Bu yazılar bir anlamda öleni çok seven birinin ağıtları duygusal öznel açıklamalarıdır. Bu tür yazılara örnek olarak Yahya Kemal'in ölümü dolayısıyla kaleme alınmış bazı yazıları ve Peyami Safa'nın Objektif serisinin altıncı kitabı olan "Yazarlar Sanatçılar Meşhurlar eserinde yer alan pek çok yazıyı örnek verebiliriz. Şevket Süreyya Aydemir: Tek Adam, İkinci Adam, Makedonya’ dan Orta Asya’ya Enver Paşa, Menderes’in Dramı,
Tanzimat'tan günümüze kadar yazılmış bazı biyografi örnekleri: Recaizade Mahmut Ekrem: Kudemadan Birkaç Şair (1885); Muallim Naci: Osmanlı Şairleri (1890); Beşir Fuad: Viktor Hugo (1886); Süleyman Nazif: Mehmet Akif (1924); Kenan Akyüz: Tevfik Fikret (1947); Mehmet Kaplan: Namık Kemal Hayatı ve Eserleri (1948); Olcay Önertoy: Halit Ziya Uşaklıgil, Romancılığı ve Romanımızdaki Yeri (1965); Nurullah Çetin: Behçet Necatigil, Hayatı, Sanatı ve Eserleri (1998).
OTOBİYOGRAFİ Bilim, spor, politika gibi alanlarda başarı kazanmış bir kişinin kendi yaşamını anlattığı yazı türüdür.
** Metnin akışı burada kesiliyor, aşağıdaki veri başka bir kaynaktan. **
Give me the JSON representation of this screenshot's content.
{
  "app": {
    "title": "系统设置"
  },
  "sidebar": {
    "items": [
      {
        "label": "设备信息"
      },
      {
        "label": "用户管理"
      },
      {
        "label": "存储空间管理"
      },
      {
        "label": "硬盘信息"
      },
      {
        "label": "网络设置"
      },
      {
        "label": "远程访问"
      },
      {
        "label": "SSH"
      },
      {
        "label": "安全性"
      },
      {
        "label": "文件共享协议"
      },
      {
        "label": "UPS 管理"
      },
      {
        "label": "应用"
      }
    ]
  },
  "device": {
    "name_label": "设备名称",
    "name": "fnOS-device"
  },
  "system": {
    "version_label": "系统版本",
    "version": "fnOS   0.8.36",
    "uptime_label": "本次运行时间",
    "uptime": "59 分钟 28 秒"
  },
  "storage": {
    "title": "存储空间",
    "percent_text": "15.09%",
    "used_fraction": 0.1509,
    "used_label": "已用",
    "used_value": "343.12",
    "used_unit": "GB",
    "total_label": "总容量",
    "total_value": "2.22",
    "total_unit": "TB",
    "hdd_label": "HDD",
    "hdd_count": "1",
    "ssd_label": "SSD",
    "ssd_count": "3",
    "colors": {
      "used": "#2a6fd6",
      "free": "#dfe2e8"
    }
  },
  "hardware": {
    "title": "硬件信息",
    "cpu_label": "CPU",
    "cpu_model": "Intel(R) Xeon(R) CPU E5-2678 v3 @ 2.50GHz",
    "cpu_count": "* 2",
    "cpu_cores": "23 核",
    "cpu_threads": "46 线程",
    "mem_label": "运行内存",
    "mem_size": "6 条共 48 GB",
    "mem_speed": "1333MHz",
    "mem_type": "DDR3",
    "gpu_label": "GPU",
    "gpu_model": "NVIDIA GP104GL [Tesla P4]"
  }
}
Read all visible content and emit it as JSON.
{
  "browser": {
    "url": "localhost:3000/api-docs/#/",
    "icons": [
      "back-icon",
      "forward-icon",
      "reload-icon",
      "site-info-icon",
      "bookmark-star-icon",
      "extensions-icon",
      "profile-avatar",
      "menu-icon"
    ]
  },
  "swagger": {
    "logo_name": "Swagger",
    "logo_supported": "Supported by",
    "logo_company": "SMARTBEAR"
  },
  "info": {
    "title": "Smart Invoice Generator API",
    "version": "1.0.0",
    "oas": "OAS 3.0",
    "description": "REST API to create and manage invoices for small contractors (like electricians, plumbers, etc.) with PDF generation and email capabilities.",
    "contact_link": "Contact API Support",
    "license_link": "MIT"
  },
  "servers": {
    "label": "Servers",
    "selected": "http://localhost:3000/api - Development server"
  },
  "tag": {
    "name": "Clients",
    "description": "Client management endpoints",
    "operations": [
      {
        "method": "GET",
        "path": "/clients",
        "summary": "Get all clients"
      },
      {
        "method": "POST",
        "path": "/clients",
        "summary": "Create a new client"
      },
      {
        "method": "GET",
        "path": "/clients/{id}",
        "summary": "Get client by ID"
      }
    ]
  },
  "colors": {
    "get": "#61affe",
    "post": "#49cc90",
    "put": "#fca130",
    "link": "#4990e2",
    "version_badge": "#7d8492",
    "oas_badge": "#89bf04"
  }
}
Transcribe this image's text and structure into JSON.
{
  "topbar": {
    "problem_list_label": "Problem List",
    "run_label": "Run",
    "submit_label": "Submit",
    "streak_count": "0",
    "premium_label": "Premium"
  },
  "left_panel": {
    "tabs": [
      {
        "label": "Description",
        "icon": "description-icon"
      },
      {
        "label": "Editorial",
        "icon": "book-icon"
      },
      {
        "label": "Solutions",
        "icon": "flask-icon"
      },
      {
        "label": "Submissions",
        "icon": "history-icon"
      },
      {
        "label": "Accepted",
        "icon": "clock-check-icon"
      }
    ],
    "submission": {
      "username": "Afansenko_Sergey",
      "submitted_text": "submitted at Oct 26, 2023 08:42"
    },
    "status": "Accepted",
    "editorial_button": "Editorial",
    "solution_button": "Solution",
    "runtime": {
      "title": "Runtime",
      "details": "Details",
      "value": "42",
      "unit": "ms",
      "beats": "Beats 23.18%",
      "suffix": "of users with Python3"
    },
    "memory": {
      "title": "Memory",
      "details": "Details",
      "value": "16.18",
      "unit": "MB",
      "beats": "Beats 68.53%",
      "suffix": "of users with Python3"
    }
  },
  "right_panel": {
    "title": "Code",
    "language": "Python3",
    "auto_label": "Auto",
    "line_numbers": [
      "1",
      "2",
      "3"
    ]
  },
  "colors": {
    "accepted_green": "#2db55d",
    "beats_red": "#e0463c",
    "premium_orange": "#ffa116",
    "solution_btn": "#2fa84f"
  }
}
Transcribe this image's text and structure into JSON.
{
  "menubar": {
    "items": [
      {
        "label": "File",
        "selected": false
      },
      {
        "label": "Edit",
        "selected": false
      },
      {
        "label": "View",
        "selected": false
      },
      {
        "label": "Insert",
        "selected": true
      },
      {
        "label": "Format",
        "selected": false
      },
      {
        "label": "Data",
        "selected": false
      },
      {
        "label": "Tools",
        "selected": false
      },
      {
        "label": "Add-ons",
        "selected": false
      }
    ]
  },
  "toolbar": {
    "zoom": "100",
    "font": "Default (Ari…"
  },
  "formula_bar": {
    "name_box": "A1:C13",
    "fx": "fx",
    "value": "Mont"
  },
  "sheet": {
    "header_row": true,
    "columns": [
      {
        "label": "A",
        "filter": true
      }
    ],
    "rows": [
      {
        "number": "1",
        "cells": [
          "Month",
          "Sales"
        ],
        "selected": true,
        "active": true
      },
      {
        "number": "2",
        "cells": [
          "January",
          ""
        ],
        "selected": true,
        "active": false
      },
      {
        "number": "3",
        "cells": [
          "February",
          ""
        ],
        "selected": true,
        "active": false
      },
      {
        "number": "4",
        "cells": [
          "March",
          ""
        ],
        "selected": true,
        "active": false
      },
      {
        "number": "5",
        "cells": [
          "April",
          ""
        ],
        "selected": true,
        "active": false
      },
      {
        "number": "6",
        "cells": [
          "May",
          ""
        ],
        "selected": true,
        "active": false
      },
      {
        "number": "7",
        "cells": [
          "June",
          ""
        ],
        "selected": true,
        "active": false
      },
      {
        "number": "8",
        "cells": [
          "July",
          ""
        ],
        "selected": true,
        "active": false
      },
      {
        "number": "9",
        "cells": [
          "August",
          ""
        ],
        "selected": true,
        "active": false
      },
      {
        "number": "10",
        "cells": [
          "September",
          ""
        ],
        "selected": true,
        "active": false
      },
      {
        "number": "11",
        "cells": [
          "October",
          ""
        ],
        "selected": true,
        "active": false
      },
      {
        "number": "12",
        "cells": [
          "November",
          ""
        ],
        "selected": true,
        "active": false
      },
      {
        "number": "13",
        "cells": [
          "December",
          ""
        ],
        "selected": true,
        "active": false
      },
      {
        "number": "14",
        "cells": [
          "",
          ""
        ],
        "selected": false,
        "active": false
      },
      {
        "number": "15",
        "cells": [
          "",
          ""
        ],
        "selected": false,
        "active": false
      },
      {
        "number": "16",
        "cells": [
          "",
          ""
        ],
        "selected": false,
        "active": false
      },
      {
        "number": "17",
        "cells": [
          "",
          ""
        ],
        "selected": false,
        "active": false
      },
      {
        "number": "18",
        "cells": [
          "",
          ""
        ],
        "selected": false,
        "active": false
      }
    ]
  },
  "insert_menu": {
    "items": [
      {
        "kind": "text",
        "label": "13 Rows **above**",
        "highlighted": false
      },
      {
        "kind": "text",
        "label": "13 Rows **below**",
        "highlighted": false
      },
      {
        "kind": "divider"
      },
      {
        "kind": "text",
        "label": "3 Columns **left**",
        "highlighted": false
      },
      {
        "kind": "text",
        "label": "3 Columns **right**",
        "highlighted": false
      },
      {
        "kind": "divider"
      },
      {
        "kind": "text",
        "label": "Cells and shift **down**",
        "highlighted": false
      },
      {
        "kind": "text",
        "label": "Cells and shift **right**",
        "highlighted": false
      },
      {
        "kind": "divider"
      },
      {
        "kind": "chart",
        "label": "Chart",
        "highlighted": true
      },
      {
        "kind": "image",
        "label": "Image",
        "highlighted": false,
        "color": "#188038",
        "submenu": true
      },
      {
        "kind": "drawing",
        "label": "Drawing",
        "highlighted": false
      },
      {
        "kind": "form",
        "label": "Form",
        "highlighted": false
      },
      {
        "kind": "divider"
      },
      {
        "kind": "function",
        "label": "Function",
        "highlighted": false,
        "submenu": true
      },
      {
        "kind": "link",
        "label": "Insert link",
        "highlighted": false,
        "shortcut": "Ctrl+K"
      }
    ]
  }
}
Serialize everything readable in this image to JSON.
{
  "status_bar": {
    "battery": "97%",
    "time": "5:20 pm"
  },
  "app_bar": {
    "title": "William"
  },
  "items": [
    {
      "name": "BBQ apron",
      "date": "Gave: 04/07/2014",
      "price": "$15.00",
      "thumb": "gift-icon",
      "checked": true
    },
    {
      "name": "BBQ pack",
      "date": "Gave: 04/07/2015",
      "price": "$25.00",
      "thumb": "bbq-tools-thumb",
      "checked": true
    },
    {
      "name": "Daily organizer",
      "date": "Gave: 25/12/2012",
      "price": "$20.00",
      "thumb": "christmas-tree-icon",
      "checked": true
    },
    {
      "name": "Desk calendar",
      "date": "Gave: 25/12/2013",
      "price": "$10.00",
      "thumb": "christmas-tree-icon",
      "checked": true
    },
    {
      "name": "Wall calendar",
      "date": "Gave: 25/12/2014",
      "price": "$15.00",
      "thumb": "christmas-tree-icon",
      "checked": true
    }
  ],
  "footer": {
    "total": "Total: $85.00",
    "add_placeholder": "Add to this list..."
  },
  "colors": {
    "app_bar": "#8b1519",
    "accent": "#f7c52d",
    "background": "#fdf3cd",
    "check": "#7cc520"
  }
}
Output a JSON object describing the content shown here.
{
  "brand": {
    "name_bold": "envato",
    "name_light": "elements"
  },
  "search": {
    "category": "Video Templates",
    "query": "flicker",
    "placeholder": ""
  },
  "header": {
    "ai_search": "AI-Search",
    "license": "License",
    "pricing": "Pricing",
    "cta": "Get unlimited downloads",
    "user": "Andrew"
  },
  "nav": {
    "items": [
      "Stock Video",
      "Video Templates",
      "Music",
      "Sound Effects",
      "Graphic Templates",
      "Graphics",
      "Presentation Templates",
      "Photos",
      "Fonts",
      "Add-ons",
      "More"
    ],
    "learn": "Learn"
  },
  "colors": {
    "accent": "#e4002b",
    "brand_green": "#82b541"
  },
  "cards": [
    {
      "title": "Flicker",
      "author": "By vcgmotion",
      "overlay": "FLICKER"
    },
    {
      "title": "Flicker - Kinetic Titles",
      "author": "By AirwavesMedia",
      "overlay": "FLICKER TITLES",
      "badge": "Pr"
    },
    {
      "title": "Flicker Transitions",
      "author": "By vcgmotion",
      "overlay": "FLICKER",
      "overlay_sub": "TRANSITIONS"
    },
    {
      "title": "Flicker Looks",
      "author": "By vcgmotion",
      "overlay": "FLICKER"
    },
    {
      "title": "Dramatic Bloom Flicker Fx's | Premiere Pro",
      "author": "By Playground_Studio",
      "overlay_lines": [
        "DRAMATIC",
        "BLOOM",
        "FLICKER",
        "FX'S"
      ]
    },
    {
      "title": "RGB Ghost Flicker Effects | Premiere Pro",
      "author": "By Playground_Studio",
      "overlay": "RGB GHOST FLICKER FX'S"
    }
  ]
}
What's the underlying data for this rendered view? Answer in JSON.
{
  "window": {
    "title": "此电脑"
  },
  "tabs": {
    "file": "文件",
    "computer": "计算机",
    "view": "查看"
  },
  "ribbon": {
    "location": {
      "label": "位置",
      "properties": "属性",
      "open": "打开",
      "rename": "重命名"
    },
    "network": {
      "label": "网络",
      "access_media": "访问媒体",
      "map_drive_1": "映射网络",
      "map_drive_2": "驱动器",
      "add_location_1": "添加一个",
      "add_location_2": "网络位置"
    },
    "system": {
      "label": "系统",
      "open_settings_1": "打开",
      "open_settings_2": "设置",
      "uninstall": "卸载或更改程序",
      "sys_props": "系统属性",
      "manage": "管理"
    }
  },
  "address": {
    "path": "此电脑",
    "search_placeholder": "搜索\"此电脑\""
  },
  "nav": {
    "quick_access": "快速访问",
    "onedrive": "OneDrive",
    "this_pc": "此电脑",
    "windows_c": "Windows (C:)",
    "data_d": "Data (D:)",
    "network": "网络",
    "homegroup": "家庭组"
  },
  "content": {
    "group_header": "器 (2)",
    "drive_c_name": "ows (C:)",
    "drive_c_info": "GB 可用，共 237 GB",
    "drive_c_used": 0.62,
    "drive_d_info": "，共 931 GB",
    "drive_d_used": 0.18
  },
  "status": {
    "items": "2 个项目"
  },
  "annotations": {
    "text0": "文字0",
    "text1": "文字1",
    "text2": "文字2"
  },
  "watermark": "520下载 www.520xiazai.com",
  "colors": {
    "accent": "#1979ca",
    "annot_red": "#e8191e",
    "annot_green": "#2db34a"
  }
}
Kişi, kendi hayatını anlattığından öznel ifadelere sıkça rastlanır. Otobiyografilerde birinci kişili anlatım söz konusudur. (… doğdum, öğrenim gördüm, eser yazdım vb.). Otobiyografi ve anıda yazar kendi yaşamından söz ettiği için ikisi de ben merkezli yazı türüdür. Emin Özdemir’in ifadesiyle “Otobiyografi anının süt kardeşidir.”
Türk edebiyatında fazla gelişmeyen bu türün ilk örneği olarak Katip Çelebi’nin Mizanü’l-Hak adlı eserinin “Hatime”si yani “son söz”ü gösterilmektedir. Otobiyografi ile anı arasındaki fark: Anı türünde yazarın amacı kendi hayatından ziyade dönemini ve tanık olduğu olayları da anlatmaktır. Otobiyografide yazar, kendi hayatını anlatmaya yoğunlaşır. İki türün ortak noktası birinci kişi ağzından anlatılmasıdır.
Muallim Naci’nin “Ömer’in Çocukluğu”, Yusuf Akçura’nın “Ta Kendim ya Defter-i Amal’im”, Nigar Hanım’ın “Hayatımın Hikayesi”, Halikarnas Balıkçısı’nın “Mavi Sürgün” Aziz Nesin’in “Böyle Gelmiş Böyle Gitmez” Halit Ziya Uşaklıgil’in “Kırık Yıl” bu türün önemli örnekleridir.